The family all manage to get into the 9ft lifeboat with only the modest provisions of a bag of lemons, some onions, a knife, a distress flare and a few litres of water.

There is nothing like physical deprivation to put fire in a dairy farmer’s belly. What follows is a 38 day fight for survival with hunger, thirst, cramped conditions, 30ft waves, shark attacks and boils and blisters as the Robertson family try to sail towards the doldrums and an international shipping route.

They eat turtles and flying fish and drink rain water as they battle to stop leaks in a small boat with just a few inches of freeboard.

Against all probability, they are eventually spotted and rescued by a Japanese boat. The family returned to Staffordshire.

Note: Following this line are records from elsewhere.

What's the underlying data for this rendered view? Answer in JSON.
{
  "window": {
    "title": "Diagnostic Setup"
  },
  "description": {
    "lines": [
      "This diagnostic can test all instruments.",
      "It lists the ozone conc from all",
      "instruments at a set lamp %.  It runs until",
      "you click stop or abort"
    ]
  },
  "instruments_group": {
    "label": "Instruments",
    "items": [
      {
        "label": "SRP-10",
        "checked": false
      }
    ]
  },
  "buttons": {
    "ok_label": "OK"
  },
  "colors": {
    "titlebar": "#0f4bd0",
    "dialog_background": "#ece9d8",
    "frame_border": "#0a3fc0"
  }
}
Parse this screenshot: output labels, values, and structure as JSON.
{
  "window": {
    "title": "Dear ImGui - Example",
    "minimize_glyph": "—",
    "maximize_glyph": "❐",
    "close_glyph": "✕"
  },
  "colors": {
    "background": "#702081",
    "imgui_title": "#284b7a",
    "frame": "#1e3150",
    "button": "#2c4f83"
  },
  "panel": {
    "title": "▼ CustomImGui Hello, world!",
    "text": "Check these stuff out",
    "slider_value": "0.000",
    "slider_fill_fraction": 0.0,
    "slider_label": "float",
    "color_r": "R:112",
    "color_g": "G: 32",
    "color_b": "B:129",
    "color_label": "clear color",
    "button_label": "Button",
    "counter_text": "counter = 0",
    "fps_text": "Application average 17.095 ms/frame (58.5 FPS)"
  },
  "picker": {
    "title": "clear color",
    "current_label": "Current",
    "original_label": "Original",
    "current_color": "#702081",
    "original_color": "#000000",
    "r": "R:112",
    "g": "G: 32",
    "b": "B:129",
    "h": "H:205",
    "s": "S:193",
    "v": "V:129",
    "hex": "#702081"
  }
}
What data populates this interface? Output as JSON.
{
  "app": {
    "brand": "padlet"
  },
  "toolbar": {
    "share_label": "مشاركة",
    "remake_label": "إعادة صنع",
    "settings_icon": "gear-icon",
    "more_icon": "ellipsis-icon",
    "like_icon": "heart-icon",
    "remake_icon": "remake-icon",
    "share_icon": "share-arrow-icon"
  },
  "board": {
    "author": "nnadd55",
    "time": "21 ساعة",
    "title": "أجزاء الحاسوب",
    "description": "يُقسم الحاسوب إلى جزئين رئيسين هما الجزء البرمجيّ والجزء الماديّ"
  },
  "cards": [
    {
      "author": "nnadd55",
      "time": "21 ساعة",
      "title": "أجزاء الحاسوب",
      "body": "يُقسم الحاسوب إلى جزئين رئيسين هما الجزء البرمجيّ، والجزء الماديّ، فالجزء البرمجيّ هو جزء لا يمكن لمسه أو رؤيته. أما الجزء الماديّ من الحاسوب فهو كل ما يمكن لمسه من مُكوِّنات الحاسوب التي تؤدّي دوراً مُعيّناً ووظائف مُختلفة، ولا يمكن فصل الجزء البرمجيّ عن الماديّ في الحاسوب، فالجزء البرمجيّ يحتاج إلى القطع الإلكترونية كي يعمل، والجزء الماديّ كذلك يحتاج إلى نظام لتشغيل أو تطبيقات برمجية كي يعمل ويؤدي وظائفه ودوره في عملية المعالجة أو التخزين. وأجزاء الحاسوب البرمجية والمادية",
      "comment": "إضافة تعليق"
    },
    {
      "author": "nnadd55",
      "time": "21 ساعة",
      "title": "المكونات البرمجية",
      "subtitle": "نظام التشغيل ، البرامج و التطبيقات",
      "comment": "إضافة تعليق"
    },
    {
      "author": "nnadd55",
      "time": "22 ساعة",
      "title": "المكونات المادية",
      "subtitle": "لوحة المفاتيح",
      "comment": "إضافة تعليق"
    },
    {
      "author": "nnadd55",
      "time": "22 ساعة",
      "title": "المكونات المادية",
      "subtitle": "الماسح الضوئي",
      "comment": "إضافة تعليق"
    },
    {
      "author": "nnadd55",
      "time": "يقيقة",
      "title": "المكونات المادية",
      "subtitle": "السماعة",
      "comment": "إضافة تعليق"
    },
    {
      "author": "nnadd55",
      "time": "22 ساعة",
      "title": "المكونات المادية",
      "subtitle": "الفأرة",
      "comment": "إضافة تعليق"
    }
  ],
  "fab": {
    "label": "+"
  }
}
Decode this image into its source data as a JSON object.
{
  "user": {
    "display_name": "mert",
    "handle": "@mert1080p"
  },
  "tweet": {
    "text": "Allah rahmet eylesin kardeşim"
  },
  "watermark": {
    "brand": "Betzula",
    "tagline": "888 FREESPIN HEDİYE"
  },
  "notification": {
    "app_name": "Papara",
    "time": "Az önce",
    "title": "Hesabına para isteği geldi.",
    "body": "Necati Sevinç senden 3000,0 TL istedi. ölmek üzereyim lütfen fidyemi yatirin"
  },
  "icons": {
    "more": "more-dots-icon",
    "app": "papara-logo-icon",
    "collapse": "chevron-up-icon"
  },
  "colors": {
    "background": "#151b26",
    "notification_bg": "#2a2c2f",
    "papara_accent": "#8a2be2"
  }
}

Happily, Dougal and his wife reached a reasonable age although they died some years ago. One of the sons still farms in Staffordshire.

It is a truly humbling story.

I know that I wouldn’t have survived the first 30 hours of such a crisis, never mind 30 days.

Mind you, I probably wouldn’t even survive a week of 4.30am starts in a milking parlour either so I’m hardly a representative figure for comparison in these circumstances.

While reading, I kept drawing clumsy parallels between the Robertsons ordeal and the challenge that many dairy farming families currently face.

It is bad enough to be an arable farmer losing money but the additional demands that small-scale dairying places upon families require even greater fortitude.

At present, the global economic market is as tempestuous and unfeeling as the savage sea. It is as sad as it is inevitable that we will have fewer dairy farmers in Britain in a decade.

Survival will require the same attributes that are displayed in the book – experience, skill, inventiveness and a very large portion of good luck.

Dougal Robertson’s story left me feeling optimistic, however. It revealed to me the extraordinary skills that dairy farmers have to offer even outside the world of milk production.

Their practical nature, ability to improvise, almost religious dedication to their work and sheer, bloody-minded determination to never submit to failure are powerful and very valuable attributes.

In Dougal’s case, they were the difference between the life and death of his family.